Gauguin
Antonio
Silva
A mudança é sempre uma oportunidade
de recomeçar. Mas, são poucos os que gostam de se mudar. Naturalmente mudança
remete a passado, é reencontrar aquilo que enfiamos em uma gaveta para nunca
mais lembrar. A mudança é o reencontro com a memória, é a prova de que o
passado segue vivo no fundo do armário.
Aquela família era quase uma
andarilha. Era incompleta em quase todos os sentidos. O marido não tinha mulher
os filhos não tinham mãe. Uma casa sem mãe nunca será um lar. Uma mudança sem a
mãe ou a esposa é certeza de esquecer as coisas mais importantes.
Eles tinham muito pouco. Tudo foi em
poucas caixas, as roupas, os móveis, as lembranças, tudo em pequenas caixas.
Para eles a mudança não tinha mais o sentido de recomeço, mas, sim a
oportunidade de esquecer. Mudar-se era esquecer, afinal alguma coisa sempre
ficava para trás.
Esquecer alguma coisa é
absolutamente normal, às vezes, até deixamos na antiga casa coisas que não
queremos mais, ou às vezes, não forçamos a memória para lembrar-se
do que deixamos pelo caminho.
Aparentemente eles não esqueceram
nada, quando se tem pouco, poupa-se a memória, já que tudo cabe no olhar. Tenho
certeza que levaram todos os bens materiais, todos os objetos pessoais, tudo
aquilo que representou uma conquista em suas vidas.
Mas, esqueceram-se do seu amor, da
única demonstração de amor que ainda provava que eles eram humanos capazes de
amar. O pior é que se tivessem esquecidos, poderiam usar a desculpa da pressa,
da ansiedade e de tantas outras coisas para voltar buscar, mas não eles
deixaram para se livrar.
Deixaram na antiga casa os dois cães
que acompanhavam a família. Deixaram, largaram, desprezaram os dois cães que os
amavam com toda a sinceridade mesmo diante da fome, da sede, dos maus tratos,
deixaram pelo caminho a última chance que o amor lhes deu.

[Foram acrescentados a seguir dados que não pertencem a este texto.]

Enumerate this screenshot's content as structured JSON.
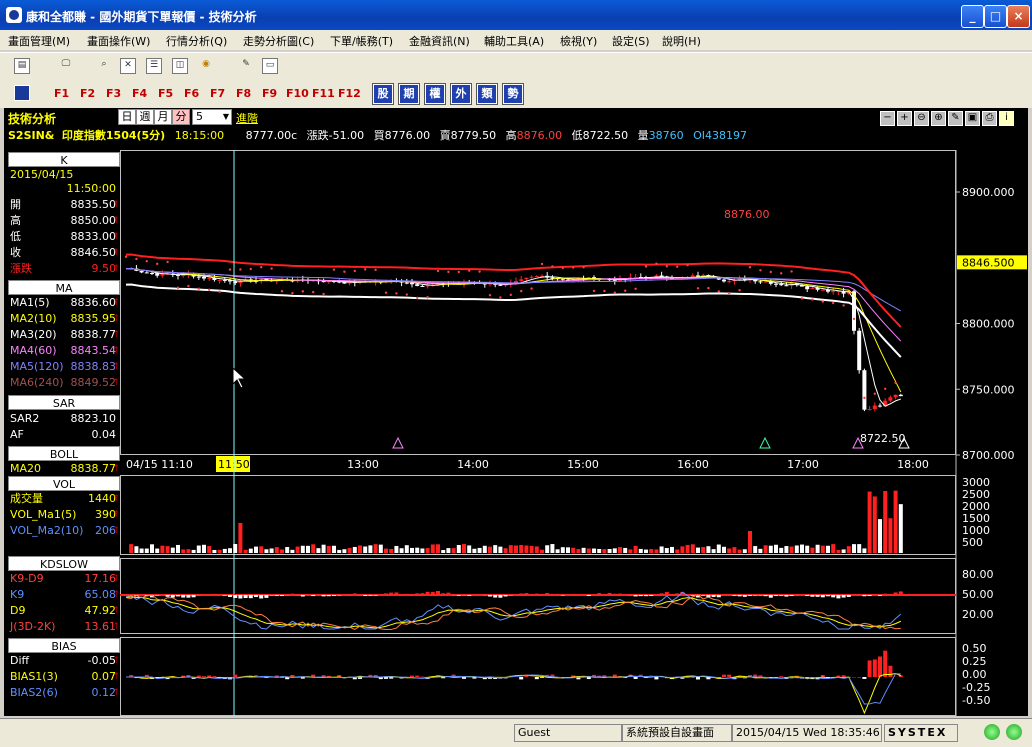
{
  "window": {
    "title": "康和全都賺 - 國外期貨下單報價 - 技術分析",
    "min": "_",
    "max": "□",
    "close": "×"
  },
  "menu": [
    "畫面管理(M)",
    "畫面操作(W)",
    "行情分析(Q)",
    "走勢分析圖(C)",
    "下單/帳務(T)",
    "金融資訊(N)",
    "輔助工具(A)",
    "檢視(Y)",
    "設定(S)",
    "說明(H)"
  ],
  "fkeys": [
    "F1",
    "F2",
    "F3",
    "F4",
    "F5",
    "F6",
    "F7",
    "F8",
    "F9",
    "F10",
    "F11",
    "F12"
  ],
  "char_buttons": [
    "股",
    "期",
    "權",
    "外",
    "類",
    "勢"
  ],
  "chart_header": {
    "title": "技術分析",
    "periods": [
      "日",
      "週",
      "月",
      "分"
    ],
    "period_value": "5",
    "advanced": "進階",
    "symbol": "S2SIN&",
    "name": "印度指數1504(5分)",
    "time": "18:15:00",
    "price": "8777.00c",
    "change": "漲跌-51.00",
    "bid": "買8776.00",
    "ask": "賣8779.50",
    "high_label": "高",
    "high": "8876.00",
    "low": "低8722.50",
    "vol_label": "量",
    "vol": "38760",
    "oi": "OI438197"
  },
  "left_panel": {
    "k": {
      "head": "K",
      "date": "2015/04/15",
      "time": "11:50:00",
      "rows": [
        {
          "k": "開",
          "v": "8835.50"
        },
        {
          "k": "高",
          "v": "8850.00"
        },
        {
          "k": "低",
          "v": "8833.00"
        },
        {
          "k": "收",
          "v": "8846.50"
        },
        {
          "k": "漲跌",
          "v": "9.50"
        }
      ]
    },
    "ma": {
      "head": "MA",
      "rows": [
        {
          "k": "MA1(5)",
          "v": "8836.60",
          "c": "#ffffff"
        },
        {
          "k": "MA2(10)",
          "v": "8835.95",
          "c": "#ffff00"
        },
        {
          "k": "MA3(20)",
          "v": "8838.77",
          "c": "#ffffff"
        },
        {
          "k": "MA4(60)",
          "v": "8843.54",
          "c": "#ff80ff"
        },
        {
          "k": "MA5(120)",
          "v": "8838.83",
          "c": "#8080ff"
        },
        {
          "k": "MA6(240)",
          "v": "8849.52",
          "c": "#a05050"
        }
      ]
    },
    "sar": {
      "head": "SAR",
      "rows": [
        {
          "k": "SAR2",
          "v": "8823.10"
        },
        {
          "k": "AF",
          "v": "0.04"
        }
      ]
    },
    "boll": {
      "head": "BOLL",
      "rows": [
        {
          "k": "MA20",
          "v": "8838.77"
        }
      ]
    },
    "vol": {
      "head": "VOL",
      "rows": [
        {
          "k": "成交量",
          "v": "1440",
          "c": "#ffff00"
        },
        {
          "k": "VOL_Ma1(5)",
          "v": "390",
          "c": "#ffff00"
        },
        {
          "k": "VOL_Ma2(10)",
          "v": "206",
          "c": "#6090ff"
        }
      ]
    },
    "kd": {
      "head": "KDSLOW",
      "rows": [
        {
          "k": "K9-D9",
          "v": "17.16",
          "c": "#ff4040"
        },
        {
          "k": "K9",
          "v": "65.08",
          "c": "#6090ff"
        },
        {
          "k": "D9",
          "v": "47.92",
          "c": "#ffff00"
        },
        {
          "k": "J(3D-2K)",
          "v": "13.61",
          "c": "#ff4040"
        }
      ]
    },
    "bias": {
      "head": "BIAS",
      "rows": [
        {
          "k": "Diff",
          "v": "-0.05",
          "c": "#ffffff"
        },
        {
          "k": "BIAS1(3)",
          "v": "0.07",
          "c": "#ffff00"
        },
        {
          "k": "BIAS2(6)",
          "v": "0.12",
          "c": "#6090ff"
        }
      ]
    }
  },
  "price_chart": {
    "y_ticks": [
      "8900.000",
      "8800.000",
      "8750.000",
      "8700.000"
    ],
    "current": "8846.500",
    "high_label": "8876.00",
    "low_label": "8722.50",
    "x_first": "04/15 11:10",
    "x_cursor": "11:50",
    "x_ticks": [
      "13:00",
      "14:00",
      "15:00",
      "16:00",
      "17:00",
      "18:00"
    ]
  },
  "vol_ticks": [
    "3000",
    "2500",
    "2000",
    "1500",
    "1000",
    "500"
  ],
  "kd_ticks": [
    "80.00",
    "50.00",
    "20.00"
  ],
  "bias_ticks": [
    "0.50",
    "0.25",
    "0.00",
    "-0.25",
    "-0.50"
  ],
  "status": {
    "user": "Guest",
    "layout": "系統預設自設畫面",
    "datetime": "2015/04/15 Wed 18:35:46",
    "brand": "SYSTEX"
  },
  "colors": {
    "up": "#ff2020",
    "down": "#ffffff",
    "sar": "#ff4040",
    "boll": "#ffffff",
    "ma": "#ffff00"
  }
}
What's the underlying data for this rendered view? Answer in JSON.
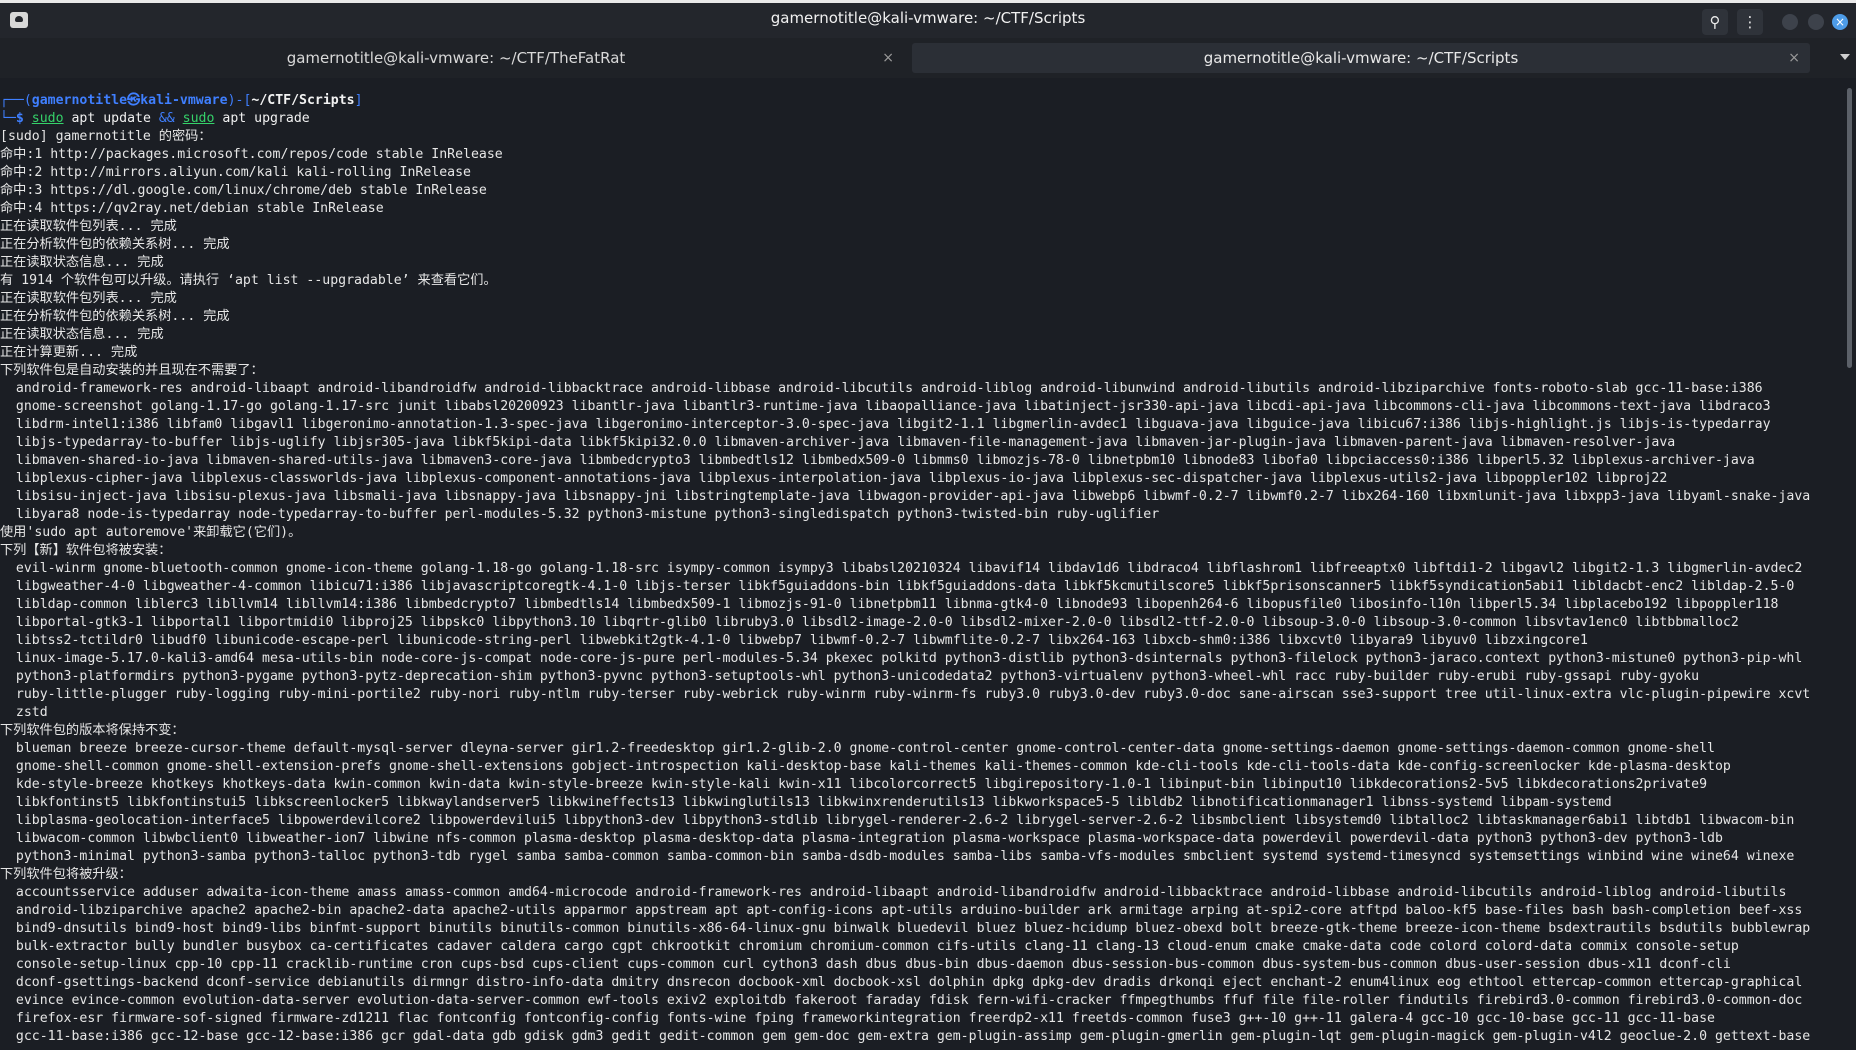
{
  "window": {
    "title": "gamernotitle@kali-vmware: ~/CTF/Scripts",
    "search_icon": "search-icon",
    "menu_icon": "kebab-menu-icon"
  },
  "tabs": [
    {
      "label": "gamernotitle@kali-vmware: ~/CTF/TheFatRat",
      "close": "×"
    },
    {
      "label": "gamernotitle@kali-vmware: ~/CTF/Scripts",
      "close": "×"
    }
  ],
  "prompt": {
    "line1_prefix": "┌──(",
    "user": "gamernotitle㉿kali-vmware",
    "mid": ")-[",
    "path": "~/CTF/Scripts",
    "end": "]",
    "line2_prefix": "└─",
    "dollar": "$ ",
    "sudo1": "sudo",
    "cmd1": " apt update ",
    "and": "&&",
    "sp": " ",
    "sudo2": "sudo",
    "cmd2": " apt upgrade"
  },
  "output_lines": [
    "[sudo] gamernotitle 的密码：",
    "命中:1 http://packages.microsoft.com/repos/code stable InRelease",
    "命中:2 http://mirrors.aliyun.com/kali kali-rolling InRelease",
    "命中:3 https://dl.google.com/linux/chrome/deb stable InRelease",
    "命中:4 https://qv2ray.net/debian stable InRelease",
    "正在读取软件包列表... 完成",
    "正在分析软件包的依赖关系树... 完成",
    "正在读取状态信息... 完成",
    "有 1914 个软件包可以升级。请执行 ‘apt list --upgradable’ 来查看它们。",
    "正在读取软件包列表... 完成",
    "正在分析软件包的依赖关系树... 完成",
    "正在读取状态信息... 完成",
    "正在计算更新... 完成",
    "下列软件包是自动安装的并且现在不需要了：",
    "  android-framework-res android-libaapt android-libandroidfw android-libbacktrace android-libbase android-libcutils android-liblog android-libunwind android-libutils android-libziparchive fonts-roboto-slab gcc-11-base:i386",
    "  gnome-screenshot golang-1.17-go golang-1.17-src junit libabsl20200923 libantlr-java libantlr3-runtime-java libaopalliance-java libatinject-jsr330-api-java libcdi-api-java libcommons-cli-java libcommons-text-java libdraco3",
    "  libdrm-intel1:i386 libfam0 libgavl1 libgeronimo-annotation-1.3-spec-java libgeronimo-interceptor-3.0-spec-java libgit2-1.1 libgmerlin-avdec1 libguava-java libguice-java libicu67:i386 libjs-highlight.js libjs-is-typedarray",
    "  libjs-typedarray-to-buffer libjs-uglify libjsr305-java libkf5kipi-data libkf5kipi32.0.0 libmaven-archiver-java libmaven-file-management-java libmaven-jar-plugin-java libmaven-parent-java libmaven-resolver-java",
    "  libmaven-shared-io-java libmaven-shared-utils-java libmaven3-core-java libmbedcrypto3 libmbedtls12 libmbedx509-0 libmms0 libmozjs-78-0 libnetpbm10 libnode83 libofa0 libpciaccess0:i386 libperl5.32 libplexus-archiver-java",
    "  libplexus-cipher-java libplexus-classworlds-java libplexus-component-annotations-java libplexus-interpolation-java libplexus-io-java libplexus-sec-dispatcher-java libplexus-utils2-java libpoppler102 libproj22",
    "  libsisu-inject-java libsisu-plexus-java libsmali-java libsnappy-java libsnappy-jni libstringtemplate-java libwagon-provider-api-java libwebp6 libwmf-0.2-7 libwmf0.2-7 libx264-160 libxmlunit-java libxpp3-java libyaml-snake-java",
    "  libyara8 node-is-typedarray node-typedarray-to-buffer perl-modules-5.32 python3-mistune python3-singledispatch python3-twisted-bin ruby-uglifier",
    "使用'sudo apt autoremove'来卸载它(它们)。",
    "下列【新】软件包将被安装：",
    "  evil-winrm gnome-bluetooth-common gnome-icon-theme golang-1.18-go golang-1.18-src isympy-common isympy3 libabsl20210324 libavif14 libdav1d6 libdraco4 libflashrom1 libfreeaptx0 libftdi1-2 libgavl2 libgit2-1.3 libgmerlin-avdec2",
    "  libgweather-4-0 libgweather-4-common libicu71:i386 libjavascriptcoregtk-4.1-0 libjs-terser libkf5guiaddons-bin libkf5guiaddons-data libkf5kcmutilscore5 libkf5prisonscanner5 libkf5syndication5abi1 libldacbt-enc2 libldap-2.5-0",
    "  libldap-common liblerc3 libllvm14 libllvm14:i386 libmbedcrypto7 libmbedtls14 libmbedx509-1 libmozjs-91-0 libnetpbm11 libnma-gtk4-0 libnode93 libopenh264-6 libopusfile0 libosinfo-l10n libperl5.34 libplacebo192 libpoppler118",
    "  libportal-gtk3-1 libportal1 libportmidi0 libproj25 libpskc0 libpython3.10 libqrtr-glib0 libruby3.0 libsdl2-image-2.0-0 libsdl2-mixer-2.0-0 libsdl2-ttf-2.0-0 libsoup-3.0-0 libsoup-3.0-common libsvtav1enc0 libtbbmalloc2",
    "  libtss2-tctildr0 libudf0 libunicode-escape-perl libunicode-string-perl libwebkit2gtk-4.1-0 libwebp7 libwmf-0.2-7 libwmflite-0.2-7 libx264-163 libxcb-shm0:i386 libxcvt0 libyara9 libyuv0 libzxingcore1",
    "  linux-image-5.17.0-kali3-amd64 mesa-utils-bin node-core-js-compat node-core-js-pure perl-modules-5.34 pkexec polkitd python3-distlib python3-dsinternals python3-filelock python3-jaraco.context python3-mistune0 python3-pip-whl",
    "  python3-platformdirs python3-pygame python3-pytz-deprecation-shim python3-pyvnc python3-setuptools-whl python3-unicodedata2 python3-virtualenv python3-wheel-whl racc ruby-builder ruby-erubi ruby-gssapi ruby-gyoku",
    "  ruby-little-plugger ruby-logging ruby-mini-portile2 ruby-nori ruby-ntlm ruby-terser ruby-webrick ruby-winrm ruby-winrm-fs ruby3.0 ruby3.0-dev ruby3.0-doc sane-airscan sse3-support tree util-linux-extra vlc-plugin-pipewire xcvt",
    "  zstd",
    "下列软件包的版本将保持不变：",
    "  blueman breeze breeze-cursor-theme default-mysql-server dleyna-server gir1.2-freedesktop gir1.2-glib-2.0 gnome-control-center gnome-control-center-data gnome-settings-daemon gnome-settings-daemon-common gnome-shell",
    "  gnome-shell-common gnome-shell-extension-prefs gnome-shell-extensions gobject-introspection kali-desktop-base kali-themes kali-themes-common kde-cli-tools kde-cli-tools-data kde-config-screenlocker kde-plasma-desktop",
    "  kde-style-breeze khotkeys khotkeys-data kwin-common kwin-data kwin-style-breeze kwin-style-kali kwin-x11 libcolorcorrect5 libgirepository-1.0-1 libinput-bin libinput10 libkdecorations2-5v5 libkdecorations2private9",
    "  libkfontinst5 libkfontinstui5 libkscreenlocker5 libkwaylandserver5 libkwineffects13 libkwinglutils13 libkwinxrenderutils13 libkworkspace5-5 libldb2 libnotificationmanager1 libnss-systemd libpam-systemd",
    "  libplasma-geolocation-interface5 libpowerdevilcore2 libpowerdevilui5 libpython3-dev libpython3-stdlib librygel-renderer-2.6-2 librygel-server-2.6-2 libsmbclient libsystemd0 libtalloc2 libtaskmanager6abi1 libtdb1 libwacom-bin",
    "  libwacom-common libwbclient0 libweather-ion7 libwine nfs-common plasma-desktop plasma-desktop-data plasma-integration plasma-workspace plasma-workspace-data powerdevil powerdevil-data python3 python3-dev python3-ldb",
    "  python3-minimal python3-samba python3-talloc python3-tdb rygel samba samba-common samba-common-bin samba-dsdb-modules samba-libs samba-vfs-modules smbclient systemd systemd-timesyncd systemsettings winbind wine wine64 winexe",
    "下列软件包将被升级：",
    "  accountsservice adduser adwaita-icon-theme amass amass-common amd64-microcode android-framework-res android-libaapt android-libandroidfw android-libbacktrace android-libbase android-libcutils android-liblog android-libutils",
    "  android-libziparchive apache2 apache2-bin apache2-data apache2-utils apparmor appstream apt apt-config-icons apt-utils arduino-builder ark armitage arping at-spi2-core atftpd baloo-kf5 base-files bash bash-completion beef-xss",
    "  bind9-dnsutils bind9-host bind9-libs binfmt-support binutils binutils-common binutils-x86-64-linux-gnu binwalk bluedevil bluez bluez-hcidump bluez-obexd bolt breeze-gtk-theme breeze-icon-theme bsdextrautils bsdutils bubblewrap",
    "  bulk-extractor bully bundler busybox ca-certificates cadaver caldera cargo cgpt chkrootkit chromium chromium-common cifs-utils clang-11 clang-13 cloud-enum cmake cmake-data code colord colord-data commix console-setup",
    "  console-setup-linux cpp-10 cpp-11 cracklib-runtime cron cups-bsd cups-client cups-common curl cython3 dash dbus dbus-bin dbus-daemon dbus-session-bus-common dbus-system-bus-common dbus-user-session dbus-x11 dconf-cli",
    "  dconf-gsettings-backend dconf-service debianutils dirmngr distro-info-data dmitry dnsrecon docbook-xml docbook-xsl dolphin dpkg dpkg-dev dradis drkonqi eject enchant-2 enum4linux eog ethtool ettercap-common ettercap-graphical",
    "  evince evince-common evolution-data-server evolution-data-server-common ewf-tools exiv2 exploitdb fakeroot faraday fdisk fern-wifi-cracker ffmpegthumbs ffuf file file-roller findutils firebird3.0-common firebird3.0-common-doc",
    "  firefox-esr firmware-sof-signed firmware-zd1211 flac fontconfig fontconfig-config fonts-wine fping frameworkintegration freerdp2-x11 freetds-common fuse3 g++-10 g++-11 galera-4 gcc-10 gcc-10-base gcc-11 gcc-11-base",
    "  gcc-11-base:i386 gcc-12-base gcc-12-base:i386 gcr gdal-data gdb gdisk gdm3 gedit gedit-common gem gem-doc gem-extra gem-plugin-assimp gem-plugin-gmerlin gem-plugin-lqt gem-plugin-magick gem-plugin-v4l2 geoclue-2.0 gettext-base"
  ]
}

Os cães não tem esperança. Eles são
a própria esperança. Os dois seguem em uma permanente vigília na casa esperando
o dono voltar, protegem a casa. Esperam pacientemente o retorno daquele que um
dia prometeu um lar.
Dormem ao relento, passam fome, frio
e outras tantas privações, mas não perdem a pureza. Quando passo por eles
abanam o rabo e com um olhar triste parecem perguntar – Você sabe quando eles
voltam, estamos com saudades – passo por eles em silêncio tentando entender
como esses animais tem uma capacidade inimaginável de perdoar.
Tenho certeza que se eles voltassem
busca-los, seriam recebidos com muita festa. Jamais cobrariam os dias de
sofrimento, de abandono. Simplesmente seriam recebidos com todo o amor que um
animal pode dar para alguém.
Para os cães é mais importante amar
do que cobrar ou exigir, para os cães o abandono, a infelicidade é apenas um
motivo para amar ainda mais, a incompreensão, o ódio, a tristeza tudo isso pode
ser esquecido com um simples afago, um carinho simples, um sorriso simples.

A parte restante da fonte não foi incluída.